On the Doorstep

Consider the Saturday evangelist, his severe and joyful heart and the joy in the hearts of his wife, her friend, their children, brethren, how they hold their soft, well-thumbed little books full, full of hope; and oh, how they climbed the short steep slope to your front gate as if they hauled history, and how they passed by the bush in the garden, heavy with earlier rain. Consider how he stands before this house and before you on the moss dappled paving there, stalwart, holding back your noise, your differently spiritual taint, as a jeering Colosseum bears down on him and his brethren, his red-haired knuckles curling white about his black-bound book.

Consider the prisoner out on parole last week, his rattling bag of tat, floppy wire brushes guaranteed to fall apart half-way down the drain. “I’ll be honest,” he puffs then tells his tale of resurrection.
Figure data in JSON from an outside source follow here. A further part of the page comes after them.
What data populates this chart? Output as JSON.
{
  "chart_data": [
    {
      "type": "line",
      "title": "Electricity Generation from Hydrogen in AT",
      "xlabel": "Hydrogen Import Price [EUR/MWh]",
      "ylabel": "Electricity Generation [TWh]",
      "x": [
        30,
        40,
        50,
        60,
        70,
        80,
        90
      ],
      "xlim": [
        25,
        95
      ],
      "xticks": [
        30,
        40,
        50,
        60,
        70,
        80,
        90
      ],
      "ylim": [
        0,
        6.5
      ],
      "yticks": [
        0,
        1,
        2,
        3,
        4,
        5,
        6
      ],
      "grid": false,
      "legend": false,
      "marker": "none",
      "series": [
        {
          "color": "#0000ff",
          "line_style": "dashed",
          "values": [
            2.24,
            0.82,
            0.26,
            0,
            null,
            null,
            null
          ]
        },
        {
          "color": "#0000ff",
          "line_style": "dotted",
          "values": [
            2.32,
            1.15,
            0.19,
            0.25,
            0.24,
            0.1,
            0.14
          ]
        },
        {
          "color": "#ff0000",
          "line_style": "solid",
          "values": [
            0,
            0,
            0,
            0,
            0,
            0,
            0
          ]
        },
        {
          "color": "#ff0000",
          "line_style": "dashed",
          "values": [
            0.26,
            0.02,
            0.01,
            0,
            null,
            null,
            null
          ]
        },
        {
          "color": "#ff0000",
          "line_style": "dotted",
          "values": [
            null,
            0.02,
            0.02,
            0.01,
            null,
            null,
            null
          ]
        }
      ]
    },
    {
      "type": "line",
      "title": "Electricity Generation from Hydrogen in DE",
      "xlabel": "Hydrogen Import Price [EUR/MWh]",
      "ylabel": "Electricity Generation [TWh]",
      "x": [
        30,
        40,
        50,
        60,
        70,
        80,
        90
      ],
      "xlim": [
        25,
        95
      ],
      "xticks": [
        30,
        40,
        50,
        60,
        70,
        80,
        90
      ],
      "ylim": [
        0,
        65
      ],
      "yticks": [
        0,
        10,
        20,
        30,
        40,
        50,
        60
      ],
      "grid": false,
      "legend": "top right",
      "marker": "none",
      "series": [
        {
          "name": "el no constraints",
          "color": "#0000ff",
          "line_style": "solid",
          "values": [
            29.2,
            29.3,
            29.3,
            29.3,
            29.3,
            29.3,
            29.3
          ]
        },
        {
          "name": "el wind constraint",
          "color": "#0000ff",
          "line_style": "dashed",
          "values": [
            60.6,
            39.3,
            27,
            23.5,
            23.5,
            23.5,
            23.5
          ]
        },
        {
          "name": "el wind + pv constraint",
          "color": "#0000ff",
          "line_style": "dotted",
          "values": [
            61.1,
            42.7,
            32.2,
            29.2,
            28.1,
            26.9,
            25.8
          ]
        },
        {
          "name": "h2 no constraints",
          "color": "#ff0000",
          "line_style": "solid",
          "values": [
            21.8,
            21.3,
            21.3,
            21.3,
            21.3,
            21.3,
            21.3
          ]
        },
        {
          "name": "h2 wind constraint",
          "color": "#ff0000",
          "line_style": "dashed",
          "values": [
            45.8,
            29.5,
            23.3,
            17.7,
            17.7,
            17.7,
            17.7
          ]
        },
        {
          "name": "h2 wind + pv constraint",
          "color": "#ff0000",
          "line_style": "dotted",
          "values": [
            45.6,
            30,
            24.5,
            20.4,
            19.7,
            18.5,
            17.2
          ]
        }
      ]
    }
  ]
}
Your daughter’s pudgy little arm tightens about your shoulder as he speaks because the spider’s web tattoo is flexing on his Adam’s apple. He’s been bitten, been in corners your kitchen clatter can’t imagine. Domestic music, the radio’s chant. This could be a parable, so you purchase a hand broom for well over the price of a hot meal and bed for the night.

Consider how they leave, how they all leave and how you turn from them and dip back inside your doorway.

Gavin Ritchie

Gavin Ritchie is a Scot and a Fifer, a lapsed guitar player, a Creative Writing graduate of Napier University, Edinburgh, and a teacher of English in the Forest of Dean. He has had poetry and flash fiction published with Youmanity, the Voices Along the Road anthology, Fractured West, among others.